1- Atatürk’ün emriyle liselerde okutulan Tarih Kitabı (1931) II. cilt, “Kur’an ve Vahiy”: “Muhammed’in koyduğu esasların toplu olduğu kitaba Kur’an denir….. İslam ananesinde bu ayetlerin Muhammed’e Cebrail adında bir melek vasıtasıyla Allah tarafından vahiy, yani ilham edildiği kabul olunur.
Tarihi nokta-ı nazardan da mütalaa edildiği zaman görülüyor ki; Muhammed birdenbire Allah’ın Resulüyüm diyerek ortaya çıkmamıştır. O, Arapların ahlak ve adetlerinin pek fena ve iptidai ve islaha muhtaç olduğunu anlamış, bunları islah için tenha yerlere çekilerek senelerce düşünmüş ve yıllarca tefekkürden sonra kendisinde vahiy ve ilham fikri doğmuştur…..”

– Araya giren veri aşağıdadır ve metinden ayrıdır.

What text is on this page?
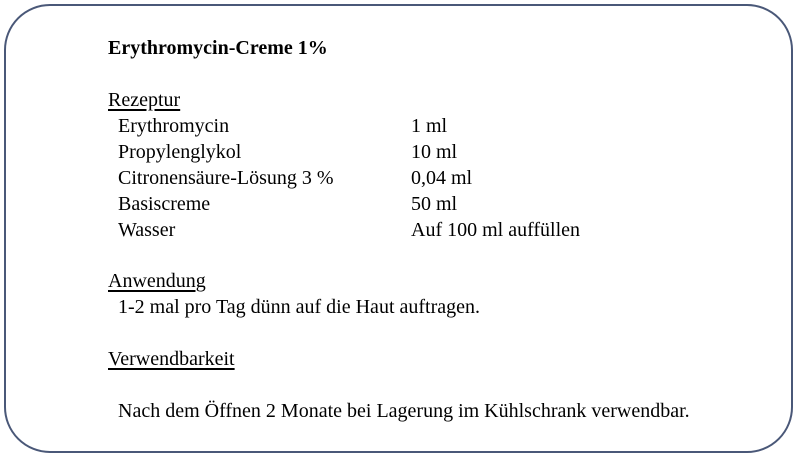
Erythromycin-Creme 1%
Rezeptur
Erythromycin	1 ml
Propylenglykol	10 ml
Citronensäure-Lösung 3 %	0,04 ml
Basiscreme	50 ml
Wasser	Auf 100 ml auffüllen
Anwendung
1-2 mal pro Tag dünn auf die Haut auftragen.
Verwendbarkeit
Nach dem Öffnen 2 Monate bei Lagerung im Kühlschrank verwendbar.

2- Atatürk’ün El Yazmaları ( Medeni Bilgiler Afet İnan):
“Gerçekte dinleri konusunda halkın hiçbir fikri yoktur; din dediği şey, bilinmeyen inanç dizgelerine ve gizle karışık emellere kör bağlılıktan başka birşey değildir…..
Tarih bize öğretir ki, bütün dinler, milletlerin cehaletlerinin yardımıyla, utanmaksızın Tanrı tarafından gönderildiğini söyleyen adamlar tarafından tesis olunmuştur.
”Tüm dönemlerde toplumun kutsallaştırdığı boş düşüncelerden tehlikesizce sıyrılmak imkansızdır.”

3- Kralların ve Padişahların istibdadına, dinler mesnet olmuştur.
Medeni Bilgiler Syf. 30

4- Kuvvetinin ve selahiyetinin Allah’tan geldiğini ve yalnız ona karşı, ahırette, hesap verebileceğini farzeden ve devleti, memleketi mevrus bir malikane kabul eyliyen bir hükümdar, hertürlü kayıttan kendini verasete görür.
Medeni Bilgiler Syf. 33

Radikal İslami Düşünce’nin Atatürk Hakkındaki Düşünceleri

Türkiye’de özellikle tartışma konusu olan meselelerden birisi de M. Kemal’in kimliğidir.
Çeşitli çevreler, bu konuda farklı düşünürler. Rejim de M. Kemal’in söylediği sözleri bir idare düstûru olarak kullanmaktadır.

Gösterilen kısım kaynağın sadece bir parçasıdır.